Pubblicato il 11 Aprile 2011 18:55 | Ultimo aggiornamento: 11 Aprile 2011 18:55

PADOVA – Più che la criminalità ci sarebbe un motivo di rivalità fra tribù metropolitane dietro la rapina di un cellulare subita da un 16enne di Cadoneghe (Padova) ad opera di un 19enne, poi arrestato dai carabinieri.

Il rapinato è un giovane ”emo”, categoria metropolitana in cui si riconoscono i ragazzi che vestono di nero, smalto sulle unghie, capelli con un lungo ciuffo a coprire un occhio. Dall’altra un ”grabber”, esponente della tribù post-punk. Il 19enne arrestato, di origine polacca, è dello stesso paese del 16enne.
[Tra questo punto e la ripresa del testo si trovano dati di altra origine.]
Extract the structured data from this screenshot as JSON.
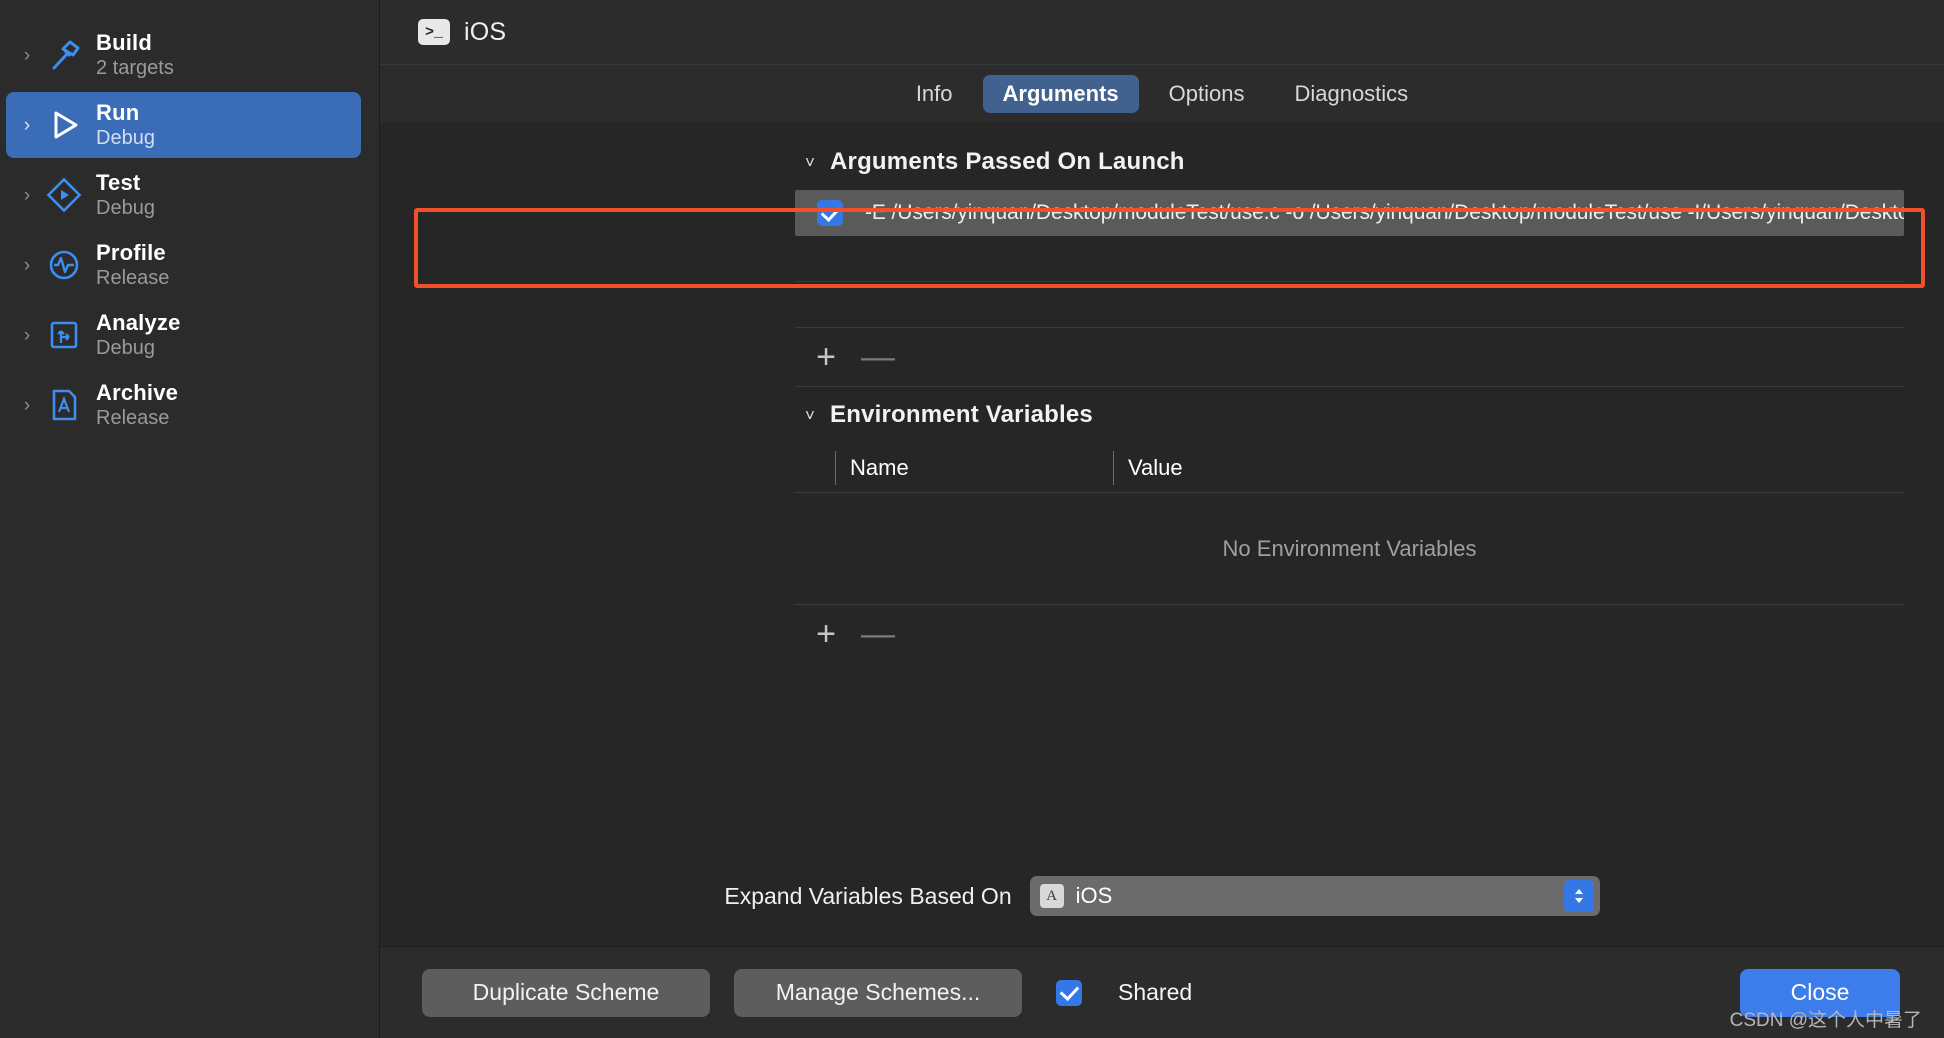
{
  "sidebar": {
    "items": [
      {
        "title": "Build",
        "subtitle": "2 targets",
        "icon": "hammer-icon",
        "selected": false
      },
      {
        "title": "Run",
        "subtitle": "Debug",
        "icon": "play-icon",
        "selected": true
      },
      {
        "title": "Test",
        "subtitle": "Debug",
        "icon": "diamond-play-icon",
        "selected": false
      },
      {
        "title": "Profile",
        "subtitle": "Release",
        "icon": "gauge-icon",
        "selected": false
      },
      {
        "title": "Analyze",
        "subtitle": "Debug",
        "icon": "analyze-icon",
        "selected": false
      },
      {
        "title": "Archive",
        "subtitle": "Release",
        "icon": "archive-icon",
        "selected": false
      }
    ]
  },
  "titlebar": {
    "scheme_name": "iOS",
    "icon": "terminal-icon",
    "icon_glyph": ">_"
  },
  "tabs": [
    {
      "label": "Info",
      "active": false
    },
    {
      "label": "Arguments",
      "active": true
    },
    {
      "label": "Options",
      "active": false
    },
    {
      "label": "Diagnostics",
      "active": false
    }
  ],
  "arguments_section": {
    "title": "Arguments Passed On Launch",
    "collapsed": false,
    "rows": [
      {
        "checked": true,
        "text": "-E /Users/yinquan/Desktop/moduleTest/use.c -o /Users/yinquan/Desktop/moduleTest/use -I/Users/yinquan/Desktop/ -fmodules -f"
      }
    ],
    "add_label": "+",
    "remove_label": "—"
  },
  "environment_section": {
    "title": "Environment Variables",
    "collapsed": false,
    "columns": [
      "Name",
      "Value"
    ],
    "rows": [],
    "empty_text": "No Environment Variables",
    "add_label": "+",
    "remove_label": "—"
  },
  "expand_variables": {
    "label": "Expand Variables Based On",
    "value": "iOS",
    "icon": "app-icon"
  },
  "footer": {
    "duplicate_label": "Duplicate Scheme",
    "manage_label": "Manage Schemes...",
    "shared_label": "Shared",
    "shared_checked": true,
    "close_label": "Close"
  },
  "watermark": "CSDN @这个人中暑了",
  "colors": {
    "accent_blue": "#3478e8",
    "selection_blue": "#3a6cb8",
    "tab_active_blue": "#41618f",
    "close_button_blue": "#3c7ceb",
    "highlight_orange": "#f0502d",
    "panel_bg": "#262626",
    "sidebar_bg": "#2b2b2b",
    "row_bg": "#5a5a5a"
  }
}
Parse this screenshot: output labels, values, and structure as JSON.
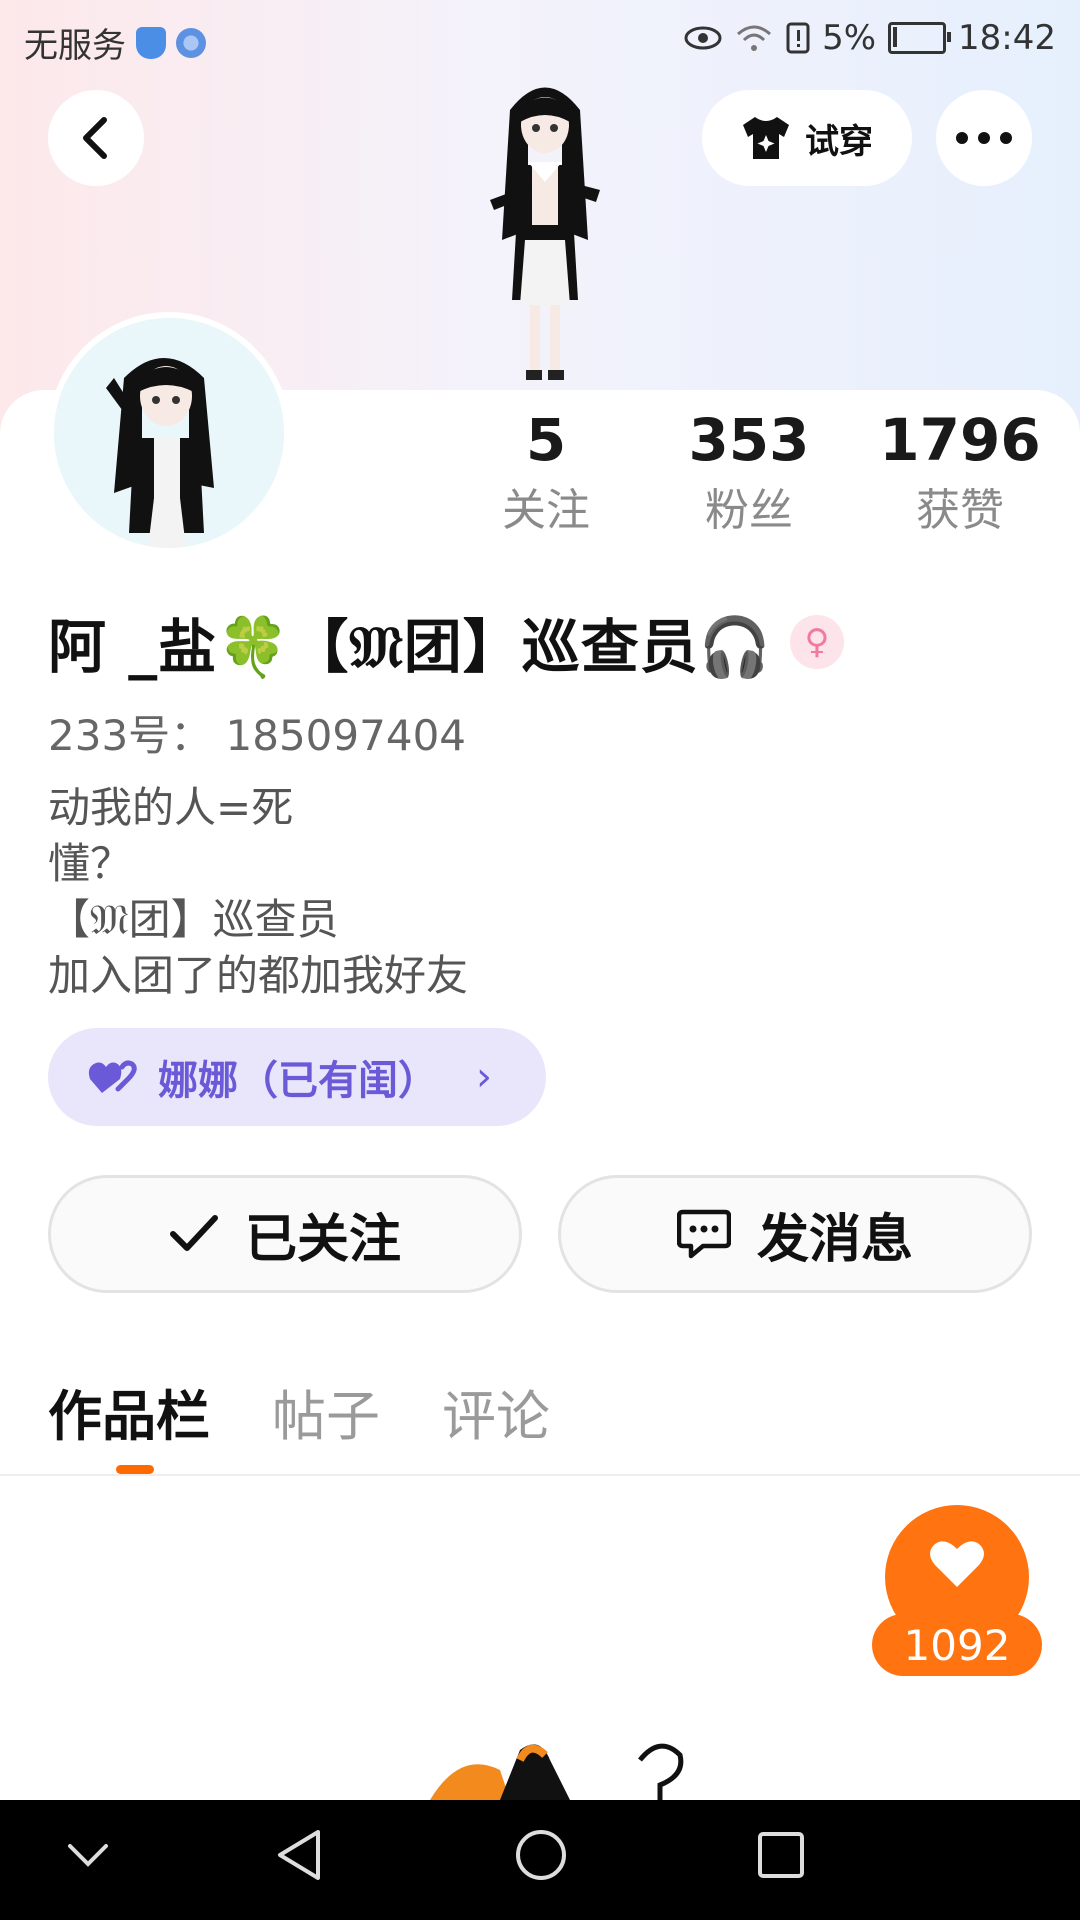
{
  "status_bar": {
    "carrier": "无服务",
    "battery": "5%",
    "time": "18:42"
  },
  "header": {
    "tryon_label": "试穿"
  },
  "stats": [
    {
      "value": "5",
      "label": "关注"
    },
    {
      "value": "353",
      "label": "粉丝"
    },
    {
      "value": "1796",
      "label": "获赞"
    }
  ],
  "profile": {
    "name": "阿 _盐🍀【𝔐团】巡查员🎧",
    "gender_symbol": "♀",
    "uid": "233号： 185097404",
    "bio": [
      "动我的人=死",
      "懂？",
      "【𝔐团】巡查员",
      "加入团了的都加我好友"
    ],
    "cp_tag": "娜娜（已有闺）"
  },
  "actions": {
    "follow": "已关注",
    "message": "发消息"
  },
  "tabs": [
    {
      "label": "作品栏",
      "active": true
    },
    {
      "label": "帖子",
      "active": false
    },
    {
      "label": "评论",
      "active": false
    }
  ],
  "likes": {
    "count": "1092"
  },
  "colors": {
    "accent": "#ff7411",
    "cp_tag_text": "#6a5ad8",
    "cp_tag_bg": "#e9e6fb"
  }
}
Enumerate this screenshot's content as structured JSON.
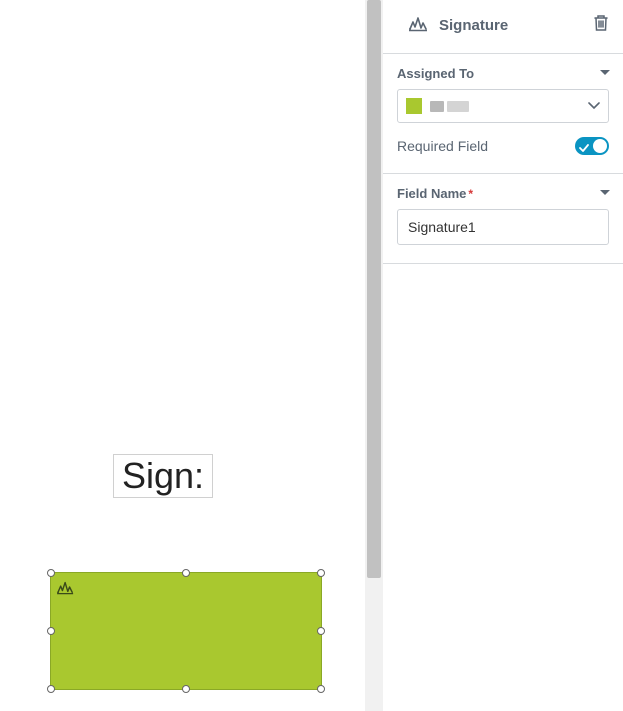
{
  "canvas": {
    "sign_label": "Sign:",
    "field_color": "#a9c82f"
  },
  "panel": {
    "title": "Signature",
    "sections": {
      "assigned_to": {
        "label": "Assigned To",
        "selected_swatch": "#a9c82f",
        "selected_text": ""
      },
      "required": {
        "label": "Required Field",
        "value": true
      },
      "field_name": {
        "label": "Field Name",
        "required": true,
        "value": "Signature1"
      }
    }
  }
}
Il giovane “grabber”, incensurato, è accusato di rapina. Ha anche mostrato al giovane “emo” coltello che aveva in tasca. Una volta a casa “l’emo” ha raccontato il fatto ai genitori che si sono rivolti ai carabinieri. Gli uomini della compagnia di Padova non hanno impiegato molto a rintracciare ed arrestare il ragazzo per rapina, mentre la fidanzatina minorenne sarà denunciata per concorso nello stesso reato.